The zero- and first-order hold methods and the impulse-invariant method are well-suited for discrete approximations in the time domain. For example, the step response of the ZOH discretization matches the continuous-time step response at each time step (independently of the sampling rate):

ts = 0.1;HDZ = C2D（H，TS，'zoh'）;步骤（h，'B'那Hdz,'r'）， 传奇（'Continuous'那'在10 Hz离散化的）

Figure contains an axes object. The axes object contains 2 objects of type line. These objects represent Continuous, Discretized at 10 Hz.

Similarly, the impulse-invariant discretization has the same impulse response as the original system:

G = tf([1 -3],[1 2 10]); Gd = c2d(G,Ts,'IMP'）;脉冲（g，'B'，gd，'r'） 传奇（'Continuous'那'在10 Hz离散化的）

Figure contains an axes object. The axes object contains 2 objects of type line. These objects represent Continuous, Discretized at 10 Hz.

相比之下，突然突变和匹配的方法在频域中倾向于更好地在奈奎斯特频率附近引入较少的增益和相失真。例如，使用ZOH，Tustin和匹配的算法比较连续时间陷波滤波器的Bode响应及其离散化：

Hdt = c2d(H,Ts,'tustin'）;HDM = C2D（H，TS，'匹配'）;BODE（H，'B'那Hdz,'r'，HDT，'m'，HDM，'G'，{1 100}），网格传奇（'Continuous'那'zoh'那'tustin'那'匹配'的）

图包含2个轴对象。轴对象1包含4个类型的线。这些物体代表连续的，ZOH，Tustin，匹配。轴对象2包含类型线的4个对象。这些物体代表连续的，ZOH，Tustin，匹配。

This comparison indicates that the Matched method provides the most accurate frequency-domain approximation of the notch filter. However, you can further improve the accuracy of the Tustin algorithm by specifying a prewarping frequency equal to the notch frequency. This ensures accurate match near w = 10 rad/s:

Hdp = c2d(H,Ts,'prewarp'10）;BODE（H，'B'，HDT，'m'，HDP，'G'，{1 100}），网格传奇（'Continuous'那'tustin'那'突然刺激了的）

图包含2个轴对象。轴对象1包含3个类型线的对象。这些物体代表连续，汀汀，汀汀与预警。轴对象2包含3个类型线的对象。这些物体代表连续，汀汀，汀汀与预警。

选择采样率

采样率越高，连续和离散响应之间的匹配越近。但是采样率或等同地，采样间隔有多大，采样间隔有多大？作为经验的规则，如果您希望连续和离散的模型可以紧密地匹配一些频率浪那make sure that the Nyquist frequency (sampling rate times Pi) is at least twice浪。对于陷波滤波器，您需要保持10 RAD / S附近的形状，因此奈奎斯特频率应超出20 rad / s，这给出了最多pi / 20 = 0.16秒的采样周期。

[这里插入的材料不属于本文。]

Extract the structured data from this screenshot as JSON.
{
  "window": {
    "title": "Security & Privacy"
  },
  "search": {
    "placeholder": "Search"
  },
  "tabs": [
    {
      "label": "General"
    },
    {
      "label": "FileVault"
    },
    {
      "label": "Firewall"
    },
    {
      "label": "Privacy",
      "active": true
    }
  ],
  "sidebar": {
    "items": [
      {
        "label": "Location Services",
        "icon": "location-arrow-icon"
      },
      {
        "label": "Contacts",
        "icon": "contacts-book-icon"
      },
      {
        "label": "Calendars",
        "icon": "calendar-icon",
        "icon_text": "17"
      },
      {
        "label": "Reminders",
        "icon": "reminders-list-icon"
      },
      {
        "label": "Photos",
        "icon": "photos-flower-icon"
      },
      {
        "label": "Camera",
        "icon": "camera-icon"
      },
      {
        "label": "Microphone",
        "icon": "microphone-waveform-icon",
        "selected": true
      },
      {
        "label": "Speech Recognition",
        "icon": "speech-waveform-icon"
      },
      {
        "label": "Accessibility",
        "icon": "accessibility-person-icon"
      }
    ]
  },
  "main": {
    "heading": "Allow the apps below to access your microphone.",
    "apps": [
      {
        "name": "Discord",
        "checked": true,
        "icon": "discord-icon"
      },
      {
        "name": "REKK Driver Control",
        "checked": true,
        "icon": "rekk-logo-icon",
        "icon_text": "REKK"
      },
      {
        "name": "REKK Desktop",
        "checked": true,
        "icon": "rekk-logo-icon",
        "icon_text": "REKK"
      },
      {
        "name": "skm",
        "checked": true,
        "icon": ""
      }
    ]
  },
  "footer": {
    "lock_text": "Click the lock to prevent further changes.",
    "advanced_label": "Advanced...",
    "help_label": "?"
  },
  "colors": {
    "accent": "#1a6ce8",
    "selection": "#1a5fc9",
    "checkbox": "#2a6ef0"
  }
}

要确认此选择，请将匹配的离散化与采样期0.1,0.15和0.3进行比较：

HD1 = C2D（H，0.1，'m'）;HD2 = C2D（H，0.15，'m'）;HD3 = C2D（H，0.3，'m'）;BODE（H，'B'，HD1，'r'，HD2，'m'，hd3，'G'，{1 100}），网格传奇（'Continuous'那'ts = 0.1'那'ts = 0.15'那'Ts = 0.3'的）

图包含2个轴对象。轴对象1包含4个类型的线。These objects represent Continuous, Ts = 0.1, Ts = 0.15, Ts = 0.3. Axes object 2 contains 4 objects of type line. These objects represent Continuous, Ts = 0.1, Ts = 0.15, Ts = 0.3.

如预测，离散化仍然相当准确TS <0.16but starts breaking down for larger sampling intervals.

互动GUI

单击下面的链接以启动交互式GUI，进一步示出了通过选择离散化算法和采样率的选择性的影响。

打开凹口离散化GUI

notch_gui

数字陷波滤波器离散化包含3轴objects and other objects of type uicontrol. Axes object 1 with title Bode Diagram of Notch Filter contains 3 objects of type line. These objects represent Continuous, Discretized. Axes object 2 contains 3 objects of type line. Axes object 3 with title Filtered Sine Wave at Notch Frequency contains 4 objects of type line.